Secondary study parameter(s)
We will calculate questionnaire scores according to published scoring algorithms. Missing values will be replaced by the average score of the completed items in the same scale for each participant, provided that at least 50% of the items in that scale have been completed. For the CSC-W DV, WAI, WRFQ, iPCQ, VBBA, and SF-36, the same growth curve modeling approach as described in the primary study parameter section will be used to evaluate between-group differences over time. In addition, we will test whether intervention effects are moderated by baseline scores on the ACS, WIS, JCQ, and HADS. Finally, we will explore the mediating effect of the (anticipated time-variant) variables fatigue (SF-36) and coping (CERQ) on the secondary outcomes.
Cost-effectiveness
Incremental cost will be calculated and, by using incremental QALYs and GAS scores, expressed as the incremental cost-utility ratio (ICUR) and incremental cost-effectiveness ratio (ICER), respectively.
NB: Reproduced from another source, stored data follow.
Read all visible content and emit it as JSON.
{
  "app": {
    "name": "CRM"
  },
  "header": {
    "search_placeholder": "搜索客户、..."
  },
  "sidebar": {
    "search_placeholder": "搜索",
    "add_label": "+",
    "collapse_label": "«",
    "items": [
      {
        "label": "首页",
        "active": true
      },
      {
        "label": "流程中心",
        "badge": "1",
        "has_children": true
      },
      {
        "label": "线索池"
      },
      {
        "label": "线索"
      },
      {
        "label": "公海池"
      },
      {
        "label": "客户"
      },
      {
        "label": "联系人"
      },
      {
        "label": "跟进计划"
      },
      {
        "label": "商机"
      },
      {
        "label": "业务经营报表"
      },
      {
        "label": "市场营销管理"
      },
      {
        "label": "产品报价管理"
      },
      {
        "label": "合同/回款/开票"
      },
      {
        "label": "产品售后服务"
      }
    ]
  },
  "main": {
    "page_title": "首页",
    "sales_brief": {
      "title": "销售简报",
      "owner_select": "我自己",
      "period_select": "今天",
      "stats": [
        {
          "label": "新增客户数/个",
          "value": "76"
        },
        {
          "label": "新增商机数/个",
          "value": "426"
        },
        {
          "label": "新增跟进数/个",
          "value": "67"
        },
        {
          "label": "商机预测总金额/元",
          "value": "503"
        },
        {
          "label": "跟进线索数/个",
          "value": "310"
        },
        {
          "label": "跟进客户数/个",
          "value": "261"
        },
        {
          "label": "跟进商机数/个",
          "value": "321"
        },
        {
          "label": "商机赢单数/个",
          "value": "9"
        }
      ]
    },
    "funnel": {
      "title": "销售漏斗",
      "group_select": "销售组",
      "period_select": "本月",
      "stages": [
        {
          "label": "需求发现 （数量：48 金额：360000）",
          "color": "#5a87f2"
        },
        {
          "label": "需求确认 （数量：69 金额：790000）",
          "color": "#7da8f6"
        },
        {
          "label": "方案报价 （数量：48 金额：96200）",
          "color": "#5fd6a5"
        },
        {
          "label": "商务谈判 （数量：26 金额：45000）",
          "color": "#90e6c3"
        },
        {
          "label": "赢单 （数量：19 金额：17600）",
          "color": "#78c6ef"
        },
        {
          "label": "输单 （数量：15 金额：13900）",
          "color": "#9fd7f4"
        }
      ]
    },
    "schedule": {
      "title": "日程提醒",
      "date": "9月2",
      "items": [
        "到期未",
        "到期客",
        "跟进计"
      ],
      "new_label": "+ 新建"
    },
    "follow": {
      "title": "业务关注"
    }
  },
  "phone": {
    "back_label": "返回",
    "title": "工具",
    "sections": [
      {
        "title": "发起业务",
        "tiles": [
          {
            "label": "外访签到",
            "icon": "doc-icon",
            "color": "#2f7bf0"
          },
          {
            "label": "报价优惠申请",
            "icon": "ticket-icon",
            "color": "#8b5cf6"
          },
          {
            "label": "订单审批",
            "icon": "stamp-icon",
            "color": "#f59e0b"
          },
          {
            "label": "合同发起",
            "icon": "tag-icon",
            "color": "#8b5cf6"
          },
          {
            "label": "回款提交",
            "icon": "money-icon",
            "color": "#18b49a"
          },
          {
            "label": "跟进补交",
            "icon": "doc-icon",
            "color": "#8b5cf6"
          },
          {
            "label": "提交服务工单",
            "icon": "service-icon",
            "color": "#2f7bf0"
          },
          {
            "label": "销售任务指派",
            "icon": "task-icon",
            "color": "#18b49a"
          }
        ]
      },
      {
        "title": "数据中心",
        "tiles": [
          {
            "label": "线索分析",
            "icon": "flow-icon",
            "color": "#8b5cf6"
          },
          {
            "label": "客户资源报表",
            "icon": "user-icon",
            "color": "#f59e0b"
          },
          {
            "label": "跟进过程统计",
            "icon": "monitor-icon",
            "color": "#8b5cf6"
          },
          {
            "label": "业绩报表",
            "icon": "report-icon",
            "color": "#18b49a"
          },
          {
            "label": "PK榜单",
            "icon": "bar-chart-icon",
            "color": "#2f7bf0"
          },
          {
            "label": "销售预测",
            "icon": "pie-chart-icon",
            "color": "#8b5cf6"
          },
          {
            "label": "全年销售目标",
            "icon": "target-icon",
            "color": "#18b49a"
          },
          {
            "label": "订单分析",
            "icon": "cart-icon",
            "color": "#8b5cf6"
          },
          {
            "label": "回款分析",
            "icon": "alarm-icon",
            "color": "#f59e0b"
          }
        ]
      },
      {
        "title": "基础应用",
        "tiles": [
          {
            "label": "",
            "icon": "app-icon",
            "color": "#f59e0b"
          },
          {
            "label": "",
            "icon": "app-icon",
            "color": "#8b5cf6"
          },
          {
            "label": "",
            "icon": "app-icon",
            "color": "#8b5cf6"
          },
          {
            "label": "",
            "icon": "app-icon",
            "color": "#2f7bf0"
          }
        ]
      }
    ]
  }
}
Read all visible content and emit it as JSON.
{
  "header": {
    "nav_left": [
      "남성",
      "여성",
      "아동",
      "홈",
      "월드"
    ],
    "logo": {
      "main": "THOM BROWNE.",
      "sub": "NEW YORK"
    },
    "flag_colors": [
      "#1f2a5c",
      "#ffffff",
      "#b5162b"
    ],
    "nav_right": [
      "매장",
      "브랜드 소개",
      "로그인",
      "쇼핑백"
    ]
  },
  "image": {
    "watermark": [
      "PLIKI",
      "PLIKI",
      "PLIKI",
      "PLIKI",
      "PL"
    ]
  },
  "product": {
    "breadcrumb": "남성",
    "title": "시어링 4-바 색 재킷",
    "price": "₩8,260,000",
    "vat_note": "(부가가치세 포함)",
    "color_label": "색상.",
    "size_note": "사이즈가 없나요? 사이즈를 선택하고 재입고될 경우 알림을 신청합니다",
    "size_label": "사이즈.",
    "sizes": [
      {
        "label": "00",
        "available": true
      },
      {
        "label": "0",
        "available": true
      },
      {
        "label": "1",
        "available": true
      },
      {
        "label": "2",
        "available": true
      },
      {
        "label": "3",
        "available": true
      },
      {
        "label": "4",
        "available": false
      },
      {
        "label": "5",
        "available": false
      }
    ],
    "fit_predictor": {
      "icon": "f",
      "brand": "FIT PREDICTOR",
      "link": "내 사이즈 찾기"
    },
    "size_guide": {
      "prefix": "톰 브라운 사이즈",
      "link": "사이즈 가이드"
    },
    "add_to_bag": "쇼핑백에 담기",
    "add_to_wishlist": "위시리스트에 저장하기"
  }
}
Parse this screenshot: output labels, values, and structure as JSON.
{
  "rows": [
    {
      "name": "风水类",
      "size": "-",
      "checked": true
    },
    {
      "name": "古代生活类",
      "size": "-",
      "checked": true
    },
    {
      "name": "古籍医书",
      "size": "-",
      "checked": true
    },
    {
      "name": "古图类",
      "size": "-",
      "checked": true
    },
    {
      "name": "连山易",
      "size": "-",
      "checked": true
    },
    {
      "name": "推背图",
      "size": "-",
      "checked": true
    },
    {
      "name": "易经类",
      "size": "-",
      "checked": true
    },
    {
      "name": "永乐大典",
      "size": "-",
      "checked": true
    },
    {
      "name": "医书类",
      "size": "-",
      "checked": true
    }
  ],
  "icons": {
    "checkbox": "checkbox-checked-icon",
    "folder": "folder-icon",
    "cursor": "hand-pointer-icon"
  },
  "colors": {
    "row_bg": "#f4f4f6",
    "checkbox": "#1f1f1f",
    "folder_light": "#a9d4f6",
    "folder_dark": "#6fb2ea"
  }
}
The ICUR and ICER will be measured for both intervention groups. ICUR represents the costs required for the particular intervention to generate one additional QALY in comparison with care as usual (control group). ICER represents incremental costs per relevant achievement of work-related treatment goals (GAS) over a time period of 6 months. Both ratios will be estimated by bootstrap analyses. As an indication of whether an intervention will be considered cost-effective, the ICUR is compared to a range of ceiling ratios varying from €20k per QALY to €80k per QALY in the Netherlands, with €30k per QALY commonly accepted as the prevailing ceiling ratio. In addition, cost-effectiveness acceptability curves will be used to inform decision-makers on the probability that the cognitive rehabilitation program is cost effective.